Ada's grandmother survived the flu and was able to take in Ada and her siblings. But according to Mary Moore, a local flu researcher who helped Ada locate her parents' grave, most families were not so lucky. "Many children had to be farmed out and ended up in workhouses."

Unlike today, when reports of bird flu infections are broadcast round the world in minutes, in 1918 there was no early warning system, no vaccine and no way of telling who might be next. Medical advice included boiling handkerchiefs, disinfecting infected areas and gargling with salt water. The principal advice was to stay in bed until the fever had gone and, as one leaflet put it, "keep children away from sick patients."

Because of the paucity of public information, by March 1919 many people assumed the pandemic was over. They were wrong. One of the last victims was Ms Moore's mother's first husband, Thomas Bithell. On March 8 1919, a few days after he had invited a sick young nephew into his home in Hawarden, Mr Bithell also contracted the virus and died.

He and Ms Moore's mother had only been married for six months. As in Ada's case, Ms Moore believes the only reason her mother did not fall ill is that a nurse locked her out of her husband's sickroom. "It was the most sensible and merciful course. She later learned he'd suffered terrible convulsions."

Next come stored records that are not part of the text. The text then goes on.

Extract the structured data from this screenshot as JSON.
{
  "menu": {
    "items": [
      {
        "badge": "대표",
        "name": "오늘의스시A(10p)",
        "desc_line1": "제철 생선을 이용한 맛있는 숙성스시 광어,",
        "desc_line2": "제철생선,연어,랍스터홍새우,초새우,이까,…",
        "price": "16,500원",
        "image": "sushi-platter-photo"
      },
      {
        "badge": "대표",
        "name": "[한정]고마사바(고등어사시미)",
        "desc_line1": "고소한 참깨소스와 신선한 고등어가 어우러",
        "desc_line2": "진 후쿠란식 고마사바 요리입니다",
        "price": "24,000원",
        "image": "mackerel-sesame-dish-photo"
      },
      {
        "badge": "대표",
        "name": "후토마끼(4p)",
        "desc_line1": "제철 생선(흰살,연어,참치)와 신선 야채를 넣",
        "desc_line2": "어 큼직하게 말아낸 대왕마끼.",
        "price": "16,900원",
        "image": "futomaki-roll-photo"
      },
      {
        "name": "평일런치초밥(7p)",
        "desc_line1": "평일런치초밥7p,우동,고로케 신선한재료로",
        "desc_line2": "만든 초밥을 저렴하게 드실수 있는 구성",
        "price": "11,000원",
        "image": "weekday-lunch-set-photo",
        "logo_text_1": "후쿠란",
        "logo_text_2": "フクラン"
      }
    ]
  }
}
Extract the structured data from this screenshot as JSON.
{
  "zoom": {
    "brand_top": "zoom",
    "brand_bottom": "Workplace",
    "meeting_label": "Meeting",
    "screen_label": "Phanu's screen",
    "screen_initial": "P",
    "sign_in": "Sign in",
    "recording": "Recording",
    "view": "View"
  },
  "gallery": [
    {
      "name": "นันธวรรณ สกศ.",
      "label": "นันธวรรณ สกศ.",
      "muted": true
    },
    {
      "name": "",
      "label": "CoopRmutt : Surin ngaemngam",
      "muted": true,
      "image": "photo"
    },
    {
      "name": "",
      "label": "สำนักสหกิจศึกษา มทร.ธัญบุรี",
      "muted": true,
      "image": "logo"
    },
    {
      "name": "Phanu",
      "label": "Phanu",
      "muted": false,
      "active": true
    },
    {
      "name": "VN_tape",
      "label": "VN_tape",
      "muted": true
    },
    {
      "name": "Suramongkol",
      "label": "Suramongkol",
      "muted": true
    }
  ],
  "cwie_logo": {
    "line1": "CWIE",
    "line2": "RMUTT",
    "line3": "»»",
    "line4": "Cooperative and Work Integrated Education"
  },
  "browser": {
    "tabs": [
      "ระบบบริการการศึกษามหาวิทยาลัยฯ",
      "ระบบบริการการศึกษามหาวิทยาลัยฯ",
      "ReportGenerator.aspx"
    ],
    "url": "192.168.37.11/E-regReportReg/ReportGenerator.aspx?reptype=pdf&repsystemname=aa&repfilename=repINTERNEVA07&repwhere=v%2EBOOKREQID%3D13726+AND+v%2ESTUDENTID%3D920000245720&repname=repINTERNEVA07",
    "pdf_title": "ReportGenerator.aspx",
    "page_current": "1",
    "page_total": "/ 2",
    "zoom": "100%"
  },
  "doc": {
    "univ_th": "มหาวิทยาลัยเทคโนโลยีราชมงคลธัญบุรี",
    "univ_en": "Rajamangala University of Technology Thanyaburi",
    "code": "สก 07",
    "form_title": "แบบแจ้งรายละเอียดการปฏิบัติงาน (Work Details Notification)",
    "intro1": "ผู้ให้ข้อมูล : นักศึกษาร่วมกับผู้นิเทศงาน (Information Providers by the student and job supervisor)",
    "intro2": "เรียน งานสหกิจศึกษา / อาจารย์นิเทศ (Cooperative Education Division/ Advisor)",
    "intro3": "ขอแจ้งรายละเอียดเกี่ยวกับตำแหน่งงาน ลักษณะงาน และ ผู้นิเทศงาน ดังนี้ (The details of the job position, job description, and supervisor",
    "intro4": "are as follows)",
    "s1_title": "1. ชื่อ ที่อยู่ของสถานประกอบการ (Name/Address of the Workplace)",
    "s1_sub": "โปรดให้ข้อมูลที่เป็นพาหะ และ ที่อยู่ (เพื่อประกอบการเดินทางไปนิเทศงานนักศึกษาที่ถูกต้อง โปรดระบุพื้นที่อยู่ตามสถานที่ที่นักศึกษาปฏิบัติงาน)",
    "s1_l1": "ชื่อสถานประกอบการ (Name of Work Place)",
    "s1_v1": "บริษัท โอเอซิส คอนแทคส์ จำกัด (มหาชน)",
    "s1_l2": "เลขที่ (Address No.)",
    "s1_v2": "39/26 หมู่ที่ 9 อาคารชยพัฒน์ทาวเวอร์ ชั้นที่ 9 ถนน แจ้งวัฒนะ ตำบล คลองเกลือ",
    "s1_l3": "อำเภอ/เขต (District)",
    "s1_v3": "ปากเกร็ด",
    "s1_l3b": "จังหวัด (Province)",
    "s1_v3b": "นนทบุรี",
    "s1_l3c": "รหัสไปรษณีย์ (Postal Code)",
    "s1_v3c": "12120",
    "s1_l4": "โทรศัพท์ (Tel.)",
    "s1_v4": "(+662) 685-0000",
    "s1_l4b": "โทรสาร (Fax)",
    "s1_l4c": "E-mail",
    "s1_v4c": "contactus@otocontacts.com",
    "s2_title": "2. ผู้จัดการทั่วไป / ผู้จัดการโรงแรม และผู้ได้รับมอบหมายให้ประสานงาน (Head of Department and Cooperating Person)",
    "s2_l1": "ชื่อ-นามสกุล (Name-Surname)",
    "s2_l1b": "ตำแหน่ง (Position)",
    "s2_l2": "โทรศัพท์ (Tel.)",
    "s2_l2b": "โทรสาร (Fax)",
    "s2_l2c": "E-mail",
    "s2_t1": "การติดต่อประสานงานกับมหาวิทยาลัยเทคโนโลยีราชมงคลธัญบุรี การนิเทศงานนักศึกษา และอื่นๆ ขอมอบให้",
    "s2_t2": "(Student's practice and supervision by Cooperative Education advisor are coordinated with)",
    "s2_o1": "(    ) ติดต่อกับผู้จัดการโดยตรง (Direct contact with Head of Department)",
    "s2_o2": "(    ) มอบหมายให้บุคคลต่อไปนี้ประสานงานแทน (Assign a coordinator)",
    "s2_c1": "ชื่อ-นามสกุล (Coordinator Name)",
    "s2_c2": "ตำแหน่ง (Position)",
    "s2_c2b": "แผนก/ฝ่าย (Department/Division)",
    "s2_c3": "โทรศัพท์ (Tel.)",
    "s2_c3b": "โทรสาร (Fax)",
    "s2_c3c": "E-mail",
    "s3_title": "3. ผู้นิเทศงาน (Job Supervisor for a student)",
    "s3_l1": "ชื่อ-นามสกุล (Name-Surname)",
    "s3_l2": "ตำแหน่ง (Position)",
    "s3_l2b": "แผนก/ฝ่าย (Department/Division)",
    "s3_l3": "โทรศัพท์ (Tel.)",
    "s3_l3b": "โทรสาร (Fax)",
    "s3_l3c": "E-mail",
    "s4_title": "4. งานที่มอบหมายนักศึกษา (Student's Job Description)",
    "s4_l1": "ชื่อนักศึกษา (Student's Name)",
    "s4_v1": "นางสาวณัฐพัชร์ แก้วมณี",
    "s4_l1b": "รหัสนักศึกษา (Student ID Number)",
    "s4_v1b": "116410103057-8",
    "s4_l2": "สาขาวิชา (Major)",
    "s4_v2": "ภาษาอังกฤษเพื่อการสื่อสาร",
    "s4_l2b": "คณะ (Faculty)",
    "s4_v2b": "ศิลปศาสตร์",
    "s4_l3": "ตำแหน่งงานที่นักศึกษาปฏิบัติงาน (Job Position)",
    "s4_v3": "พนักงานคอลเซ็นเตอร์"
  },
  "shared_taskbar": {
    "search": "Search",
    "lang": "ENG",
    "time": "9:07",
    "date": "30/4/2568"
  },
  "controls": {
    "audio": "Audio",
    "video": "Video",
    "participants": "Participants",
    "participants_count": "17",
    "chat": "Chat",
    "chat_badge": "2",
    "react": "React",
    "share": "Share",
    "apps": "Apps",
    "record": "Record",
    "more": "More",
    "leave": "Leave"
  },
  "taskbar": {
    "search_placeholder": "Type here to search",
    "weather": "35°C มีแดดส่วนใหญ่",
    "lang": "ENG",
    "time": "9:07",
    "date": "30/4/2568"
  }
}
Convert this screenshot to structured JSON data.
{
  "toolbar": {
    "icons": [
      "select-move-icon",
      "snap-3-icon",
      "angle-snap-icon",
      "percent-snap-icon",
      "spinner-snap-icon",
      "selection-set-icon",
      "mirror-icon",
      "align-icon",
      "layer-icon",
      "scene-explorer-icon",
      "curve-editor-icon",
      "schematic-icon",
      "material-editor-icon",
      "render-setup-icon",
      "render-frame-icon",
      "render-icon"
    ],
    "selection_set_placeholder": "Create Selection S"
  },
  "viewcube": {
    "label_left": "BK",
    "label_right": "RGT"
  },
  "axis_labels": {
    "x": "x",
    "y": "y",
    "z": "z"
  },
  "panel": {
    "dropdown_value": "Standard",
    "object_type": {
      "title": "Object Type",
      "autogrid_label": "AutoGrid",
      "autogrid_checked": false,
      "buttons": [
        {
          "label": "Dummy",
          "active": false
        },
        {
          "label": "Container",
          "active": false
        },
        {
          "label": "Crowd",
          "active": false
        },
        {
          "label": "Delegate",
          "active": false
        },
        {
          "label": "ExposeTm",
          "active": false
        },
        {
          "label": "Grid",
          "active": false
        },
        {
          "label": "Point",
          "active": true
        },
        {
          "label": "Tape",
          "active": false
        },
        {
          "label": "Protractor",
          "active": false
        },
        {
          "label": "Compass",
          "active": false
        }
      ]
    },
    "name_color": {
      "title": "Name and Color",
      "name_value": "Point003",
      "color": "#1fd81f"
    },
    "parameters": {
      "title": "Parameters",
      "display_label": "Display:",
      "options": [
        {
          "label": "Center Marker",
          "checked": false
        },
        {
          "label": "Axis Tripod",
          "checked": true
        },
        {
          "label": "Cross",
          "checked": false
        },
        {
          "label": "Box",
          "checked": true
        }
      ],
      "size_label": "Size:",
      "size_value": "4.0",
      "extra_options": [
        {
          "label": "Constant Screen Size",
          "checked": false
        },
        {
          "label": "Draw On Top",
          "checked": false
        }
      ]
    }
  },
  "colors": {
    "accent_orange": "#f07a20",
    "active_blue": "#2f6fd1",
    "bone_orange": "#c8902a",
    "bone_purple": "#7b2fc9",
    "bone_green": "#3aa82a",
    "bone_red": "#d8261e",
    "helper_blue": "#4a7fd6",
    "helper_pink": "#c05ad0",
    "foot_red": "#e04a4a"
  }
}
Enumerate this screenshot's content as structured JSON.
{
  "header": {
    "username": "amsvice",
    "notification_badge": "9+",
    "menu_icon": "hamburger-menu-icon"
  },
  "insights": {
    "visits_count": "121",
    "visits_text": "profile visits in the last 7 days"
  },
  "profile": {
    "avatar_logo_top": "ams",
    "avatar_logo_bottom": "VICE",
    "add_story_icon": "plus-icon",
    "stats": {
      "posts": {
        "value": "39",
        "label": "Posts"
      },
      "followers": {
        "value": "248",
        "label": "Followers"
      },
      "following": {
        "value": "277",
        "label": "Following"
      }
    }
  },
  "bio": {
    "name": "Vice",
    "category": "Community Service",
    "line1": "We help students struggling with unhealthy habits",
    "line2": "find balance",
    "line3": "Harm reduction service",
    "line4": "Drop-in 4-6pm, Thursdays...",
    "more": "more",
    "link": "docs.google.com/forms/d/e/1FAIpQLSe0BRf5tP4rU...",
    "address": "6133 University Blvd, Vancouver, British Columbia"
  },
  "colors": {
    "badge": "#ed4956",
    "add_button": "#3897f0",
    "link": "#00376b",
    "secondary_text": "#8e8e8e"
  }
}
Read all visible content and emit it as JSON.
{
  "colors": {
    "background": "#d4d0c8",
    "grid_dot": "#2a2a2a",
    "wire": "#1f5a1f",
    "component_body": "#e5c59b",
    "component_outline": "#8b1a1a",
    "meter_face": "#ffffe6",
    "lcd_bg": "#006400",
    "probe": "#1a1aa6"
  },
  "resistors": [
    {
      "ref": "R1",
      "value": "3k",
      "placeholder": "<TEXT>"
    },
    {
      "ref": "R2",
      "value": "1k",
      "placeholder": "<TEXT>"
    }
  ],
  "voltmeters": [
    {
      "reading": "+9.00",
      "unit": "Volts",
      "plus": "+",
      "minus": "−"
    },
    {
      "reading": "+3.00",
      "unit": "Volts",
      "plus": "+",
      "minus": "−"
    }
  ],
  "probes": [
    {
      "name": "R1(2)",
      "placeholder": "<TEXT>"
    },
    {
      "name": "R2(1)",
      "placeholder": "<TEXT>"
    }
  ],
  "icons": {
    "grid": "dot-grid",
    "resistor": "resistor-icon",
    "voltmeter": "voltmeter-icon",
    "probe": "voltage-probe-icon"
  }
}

What does Ada make of the talk of a new pandemic? "I'm not worried, not at my age, but it is a concern for my grandchildren. Now there's a lot more kissing which could spread the virus. I've even seen men hugging each other. There was none of that in 1918."

Backstory: The 1918-19 pandemic

No one knows precisely where, when or how the 1918 pandemic began. The virus was dubbed the Spanish Lady because Spain, not being involved in the war, had a free press and did not censor reports of the pandemic. In fact, the first recorded case came on March 8 1918 at Camp Fuston, in Kansas.

However, British army medical reports suggest the virus could have been circulating in hospital camps in northern France as early as the winter of 1917, infecting soldiers weakened by three years of fighting and exposure to mustard gas. The first wave coincided with the arrival in Britain of American soldiers. But it was the second wave, between September and December 1918, and the third wave, between February and April 1919, which were to prove devastating. Britain - where the pandemic claimed 250,000 lives - ground to a halt as mail services were cancelled and fires went unattended.

France, Germany and America suffered similar mortality levels (about 2.5% of the population). But in India the toll is thought to have been far higher, taking the death toll to 40 million to 100 million worldwide, making it the most devastating disease in human history.